Bam. A porta que ela fechou com força claramente indicava “não me siga”. Ahin, deixado para trás, ficou numa posição onde não podia ir atrás dela.
“Yuan.”
O competente Yuan entendeu as intenções de seu mestre só por ouvir seu nome.
“Uma pantera negra é um predador, ainda que esconda suas presas.”
“…Então você não vai adentrar nessa reunião de herbívoros…”
Yuan, evitando o olhar acusador, manteve-se firme. Ele não podia negar sua raça.
“Você podia ao menos mandar arrancar seus caninos.”
“…Vou ajudá-lo a se preparar, meu Lorde.”
Enquanto Yuan, que estava ignorando as palavras de Ahin, manteve-se firme em sua função original, a porta se abriu novamente. A barra de uma capa branca apareceu pela porta entreaberta.
“Vivi?”
“Eu…”
Vivi, com só metade do corpo para dentro, falou em voz baixa. Ela estava mordendo os lábios e hesitando, e Ahin esperou pacientemente.
“Eu sinto muito por ter sido grosseira. A verdade é que eu queria sim voltar junto com Ahin. Quando chegamos aqui, viemos separadamente…”
Após falar isso, ela fechou a porta e o som dos passos se afastando foi desaparecendo. Ahin sentiu algo romper em sua cabeça com o som da porta se fechando. Olhando para Ahin, petrificado, e a porta fechada, Yuan não conseguia apagar o sentimento de que Vivi tinha cometido um erro.
***
Parando para pensar, eu não podia dizer que não estava escondendo nada de Ahin. É claro, o que eu não dizia, era por minha própria sobrevivência. Nessa manhã, eu decidi contar tudo que não tinha conseguido dizer até agora. Então, assim que acordei, o chamei, determinada, pois acreditei que ele não iria me ferir mesmo que soubesse. No entanto, ao ver a determinação em meus olhos, ele colocou um travesseiro no meio da cama, entre nós dois, dizendo que era uma medida de proteção contra ataques de coelhas. Achei muito injusto, mas não discuti e comecei a falar. Ahin não comentou nada, me escutando bem. Falei sobre como os feromônios afetavam minha condição física, a razão pela qual eu tinha vindo para o território das lebres, o que aconteceu entre eu e minha mãe, etc.
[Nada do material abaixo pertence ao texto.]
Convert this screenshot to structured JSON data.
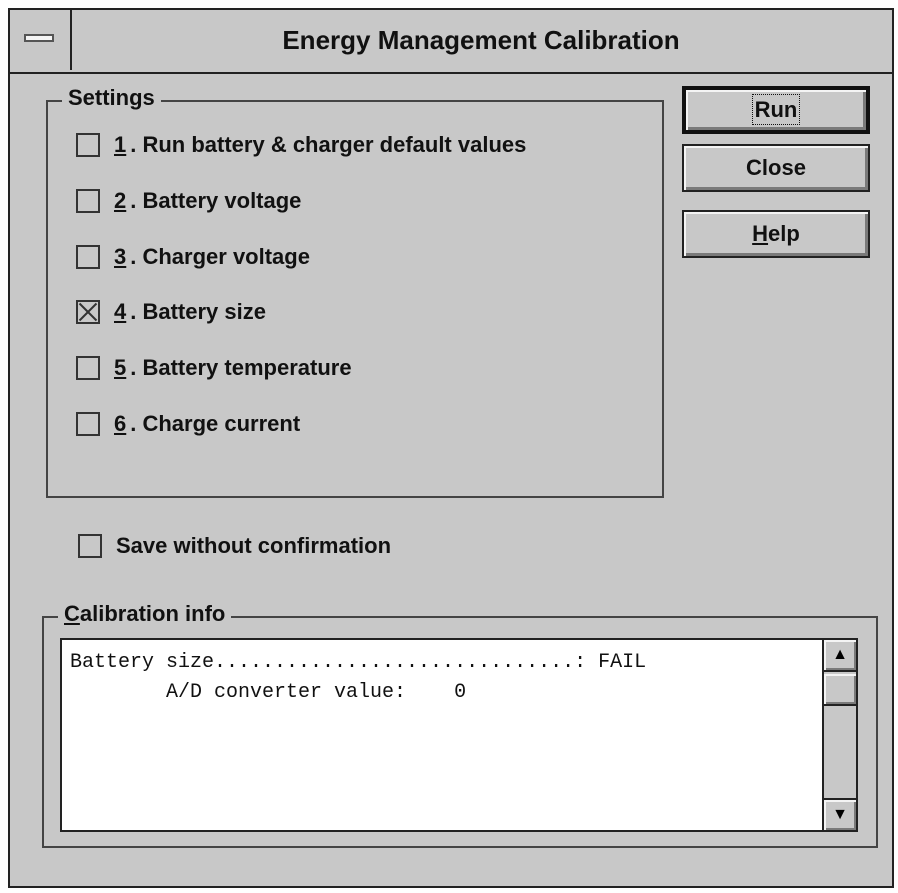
{
  "window": {
    "title": "Energy Management Calibration",
    "system_menu_icon": "system-menu-icon"
  },
  "settings": {
    "group_label": "Settings",
    "items": [
      {
        "num": "1",
        "label": ". Run battery & charger default values",
        "checked": false
      },
      {
        "num": "2",
        "label": ". Battery voltage",
        "checked": false
      },
      {
        "num": "3",
        "label": ". Charger voltage",
        "checked": false
      },
      {
        "num": "4",
        "label": ". Battery size",
        "checked": true
      },
      {
        "num": "5",
        "label": ". Battery temperature",
        "checked": false
      },
      {
        "num": "6",
        "label": ". Charge current",
        "checked": false
      }
    ]
  },
  "save_without_confirmation": {
    "label": "Save without confirmation",
    "checked": false
  },
  "buttons": {
    "run": "Run",
    "close": "Close",
    "help_mnemonic": "H",
    "help_rest": "elp"
  },
  "calibration_info": {
    "label_mnemonic": "C",
    "label_rest": "alibration info",
    "lines": [
      "Battery size..............................: FAIL",
      "        A/D converter value:    0"
    ]
  },
  "scrollbar": {
    "up_icon": "scroll-up-arrow-icon",
    "down_icon": "scroll-down-arrow-icon",
    "up_glyph": "▲",
    "down_glyph": "▼"
  }
}
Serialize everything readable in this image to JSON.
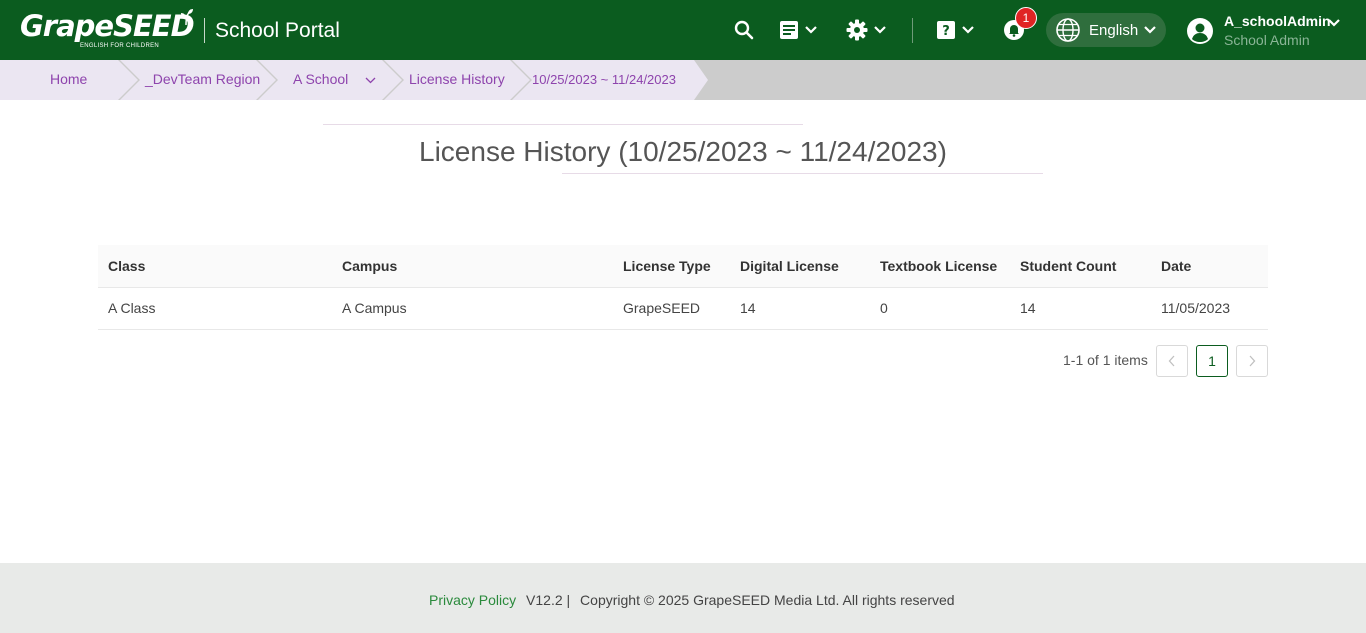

Tinha ainda a questão dos feromônios com poder de dominância. Quando os absorvia, mesmo que usasse os meus feromônios de cura, não voltava a forma de coelha, e quando me humanizava, não sentia tanta dor. No fim, apesar de não ter falado tudo, a maioria dos fatos importantes foi revelada, e me senti aliviada.
No entanto, ainda havia um problema – Ahin não tinha falado nada sobre o incêndio no salão de banquetes nem sobre o ataque de feromônios que ele sofreu. Comecei a suspeitar da atitude dele, de me enviar de volta tão rápido quando ainda haviam coisas a resolver. Poderiam haver problemas se voltássemos nessa situação.
‘Durante o ataque… ele estava com tanta dor.’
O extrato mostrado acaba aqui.